The article argues that younger Chinese consumers' beverage routines have moved beyond "morning coffee, evening alcohol" toward "morning coffee, afternoon tea or milk tea, evening alcohol." Coffee shops, milk tea stores and pure-tea spaces are all drawing traffic into the evening.
This has changed the role of pure tea and pure coffee. Fusion drinks built around milk, tea and coffee are becoming a key direction for product development.
New-generation tea spaces such as Tea's Stone, Zhuye, Chashouyi, Yinxi Tea House and Kaiji Tea House show how tea has moved away from older at-home brewing rituals and toward modern beverage formats. In March of that year, Chashouyi launched a dark-tea bag product focused on younger consumers' food-based wellness interests. Tea's Stone's first Shanghai store used its space to explain how tea leaves from across China become a cup of tea. Tea-based specialty drinks also began lowering caffeine, making evening tea more feasible.

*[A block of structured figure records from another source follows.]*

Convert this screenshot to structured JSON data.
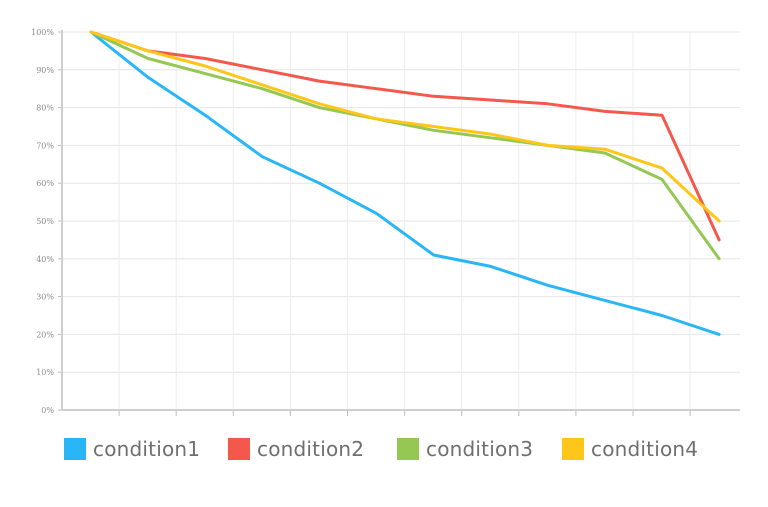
{
  "chart_data": {
    "type": "line",
    "title": "",
    "xlabel": "",
    "ylabel": "",
    "x": [
      1,
      2,
      3,
      4,
      5,
      6,
      7,
      8,
      9,
      10,
      11,
      12
    ],
    "x_tick_labels": [],
    "ylim": [
      0,
      100
    ],
    "y_ticks": [
      "0%",
      "10%",
      "20%",
      "30%",
      "40%",
      "50%",
      "60%",
      "70%",
      "80%",
      "90%",
      "100%"
    ],
    "y_format": "percent",
    "grid": true,
    "legend_position": "bottom",
    "series": [
      {
        "name": "condition1",
        "color": "#29b6f6",
        "values": [
          100,
          88,
          78,
          67,
          60,
          52,
          41,
          38,
          33,
          29,
          25,
          20
        ]
      },
      {
        "name": "condition2",
        "color": "#f4574b",
        "values": [
          100,
          95,
          93,
          90,
          87,
          85,
          83,
          82,
          81,
          79,
          78,
          45
        ]
      },
      {
        "name": "condition3",
        "color": "#95c753",
        "values": [
          100,
          93,
          89,
          85,
          80,
          77,
          74,
          72,
          70,
          68,
          61,
          40
        ]
      },
      {
        "name": "condition4",
        "color": "#ffc61a",
        "values": [
          100,
          95,
          91,
          86,
          81,
          77,
          75,
          73,
          70,
          69,
          64,
          50
        ]
      }
    ]
  },
  "legend": {
    "items": [
      {
        "label": "condition1",
        "color": "#29b6f6"
      },
      {
        "label": "condition2",
        "color": "#f4574b"
      },
      {
        "label": "condition3",
        "color": "#95c753"
      },
      {
        "label": "condition4",
        "color": "#ffc61a"
      }
    ]
  }
}
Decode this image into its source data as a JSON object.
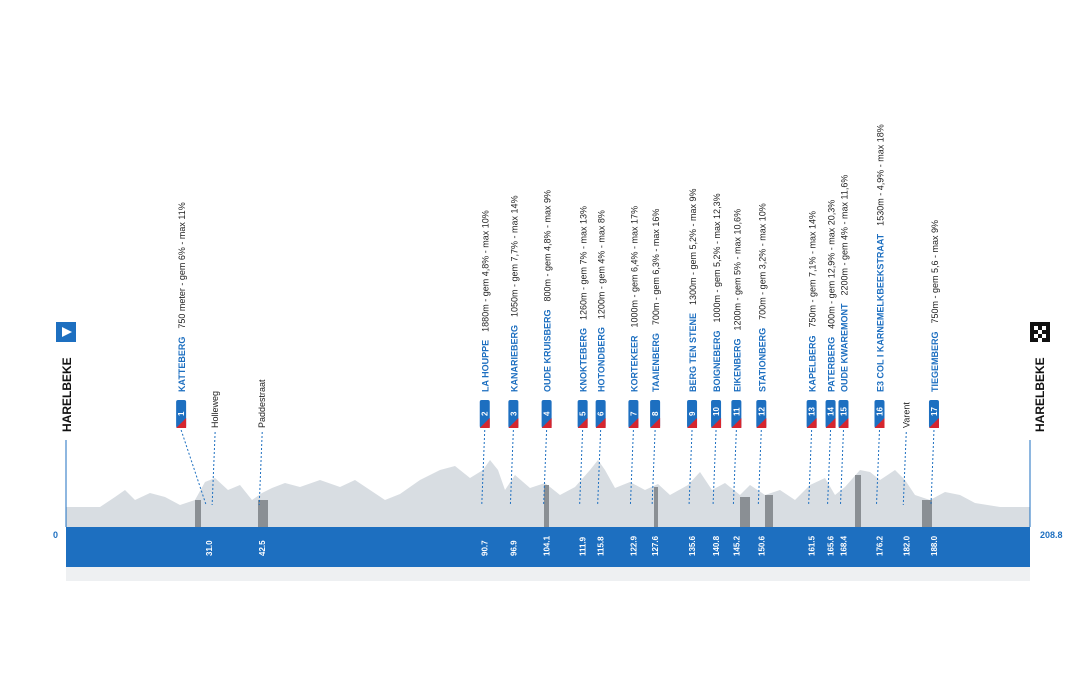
{
  "start": {
    "name": "HARELBEKE"
  },
  "finish": {
    "name": "HARELBEKE"
  },
  "axis": {
    "start": 0,
    "end": 208.8
  },
  "stations": [
    {
      "km": {
        "value": 31.0,
        "label": "31.0"
      },
      "climbs": [
        {
          "number": "1",
          "name": "KATTEBERG",
          "detail": "750 meter  -  gem 6% - max 11%"
        }
      ],
      "sectors": [
        "Holleweg"
      ]
    },
    {
      "km": {
        "value": 42.5,
        "label": "42.5"
      },
      "climbs": [],
      "sectors": [
        "Paddestraat"
      ]
    },
    {
      "km": {
        "value": 90.7,
        "label": "90.7"
      },
      "climbs": [
        {
          "number": "2",
          "name": "LA HOUPPE",
          "detail": "1880m  -  gem 4,8% - max 10%"
        }
      ],
      "sectors": []
    },
    {
      "km": {
        "value": 96.9,
        "label": "96.9"
      },
      "climbs": [
        {
          "number": "3",
          "name": "KANARIEBERG",
          "detail": "1050m  -  gem 7,7% - max 14%"
        }
      ],
      "sectors": []
    },
    {
      "km": {
        "value": 104.1,
        "label": "104.1"
      },
      "climbs": [
        {
          "number": "4",
          "name": "OUDE KRUISBERG",
          "detail": "800m  -  gem 4,8% - max 9%"
        }
      ],
      "sectors": []
    },
    {
      "km": {
        "value": 111.9,
        "label": "111.9"
      },
      "climbs": [
        {
          "number": "5",
          "name": "KNOKTEBERG",
          "detail": "1260m  -  gem 7% - max 13%"
        }
      ],
      "sectors": []
    },
    {
      "km": {
        "value": 115.8,
        "label": "115.8"
      },
      "climbs": [
        {
          "number": "6",
          "name": "HOTONDBERG",
          "detail": "1200m  -  gem 4% - max 8%"
        }
      ],
      "sectors": []
    },
    {
      "km": {
        "value": 122.9,
        "label": "122.9"
      },
      "climbs": [
        {
          "number": "7",
          "name": "KORTEKEER",
          "detail": "1000m  -  gem 6,4% - max 17%"
        }
      ],
      "sectors": []
    },
    {
      "km": {
        "value": 127.6,
        "label": "127.6"
      },
      "climbs": [
        {
          "number": "8",
          "name": "TAAIENBERG",
          "detail": "700m  -  gem 6,3% - max 16%"
        }
      ],
      "sectors": []
    },
    {
      "km": {
        "value": 135.6,
        "label": "135.6"
      },
      "climbs": [
        {
          "number": "9",
          "name": "BERG TEN STENE",
          "detail": "1300m  -  gem 5,2% - max 9%"
        }
      ],
      "sectors": []
    },
    {
      "km": {
        "value": 140.8,
        "label": "140.8"
      },
      "climbs": [
        {
          "number": "10",
          "name": "BOIGNEBERG",
          "detail": "1000m  -  gem 5,2% - max 12,3%"
        }
      ],
      "sectors": []
    },
    {
      "km": {
        "value": 145.2,
        "label": "145.2"
      },
      "climbs": [
        {
          "number": "11",
          "name": "EIKENBERG",
          "detail": "1200m  -  gem 5% - max 10,6%"
        }
      ],
      "sectors": []
    },
    {
      "km": {
        "value": 150.6,
        "label": "150.6"
      },
      "climbs": [
        {
          "number": "12",
          "name": "STATIONBERG",
          "detail": "700m  -  gem 3,2% - max 10%"
        }
      ],
      "sectors": []
    },
    {
      "km": {
        "value": 161.5,
        "label": "161.5"
      },
      "climbs": [
        {
          "number": "13",
          "name": "KAPELBERG",
          "detail": "750m  -  gem 7,1% - max 14%"
        }
      ],
      "sectors": []
    },
    {
      "km": {
        "value": 165.6,
        "label": "165.6"
      },
      "climbs": [
        {
          "number": "14",
          "name": "PATERBERG",
          "detail": "400m  -  gem 12,9% - max 20,3%"
        }
      ],
      "sectors": []
    },
    {
      "km": {
        "value": 168.4,
        "label": "168.4"
      },
      "climbs": [
        {
          "number": "15",
          "name": "OUDE KWAREMONT",
          "detail": "2200m  -  gem 4% - max 11,6%"
        }
      ],
      "sectors": []
    },
    {
      "km": {
        "value": 176.2,
        "label": "176.2"
      },
      "climbs": [
        {
          "number": "16",
          "name": "E3 COL I KARNEMELKBEEKSTRAAT",
          "detail": "1530m  -  4,9% - max 18%"
        }
      ],
      "sectors": []
    },
    {
      "km": {
        "value": 182.0,
        "label": "182.0"
      },
      "climbs": [],
      "sectors": [
        "Varent"
      ]
    },
    {
      "km": {
        "value": 188.0,
        "label": "188.0"
      },
      "climbs": [
        {
          "number": "17",
          "name": "TIEGEMBERG",
          "detail": "750m  -  gem 5,6 - max 9%"
        }
      ],
      "sectors": []
    }
  ]
}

Independent coffee shops and milk tea brands, meanwhile, were exploring milk-coffee products, with Dirty as a representative format. In Shanghai, O.P.S.'s monthly new menus were cited as anticipated events among coffee fans.
Tea-coffee fusion also moved into chain expansion. In Changsha, Chayan Yuese's coffee sub-brand Yuanyang Coffee opened five stores at once. Its products were divided into milk coffee, pure coffee, specialty drinks and ready-made lines, with names such as "Kongshan Xinyuhou," "La Meizi La," "Rong'er," "Wanban Jieku" and "Zhulin Shenchu," following a naming style similar to Chayan Yuese.
Yuanyang Coffee's core products were described as new Chinese-style coffee-plus-tea drinks: tea was added as the base inside coffee beverages. For example, an Americano-style drink used gardenia green tea as its tea base. On the dairy side, the brand selected ice-bock milk for its richer texture and higher protein content, combining tea fragrance, coffee bitterness and milk body. It also used coconut milk in creative drinks.
In Lingnan, newer yuenyeung formats followed the same logic. A Guangzhou tea shop named after yuenyeung sold only four drinks, with yuenyeung as its signature, turning the tea-coffee base into a tea ice strip for an iced-yuenyeung variation. Another shop, Yuanyang Wang, which had made yuenyeung for 20 years, kept adjusting its pulled-tea technique until seven masters jointly created a new formula.
For international operators, the practical takeaway is not simply to copy yuenyeung. The article points to a broader product-development pattern: start with a familiar imported format, localize it through culturally meaningful ingredients, upgrade the base materials, and rethink dairy, extraction and caffeine levels for the target occasion.
In that sense, yuenyeung's evolution from a simple menu item into a benchmark new-style beverage reflects how traditional foodservice formats can be renewed through ingredient quality, cultural mixing and modern brand operations.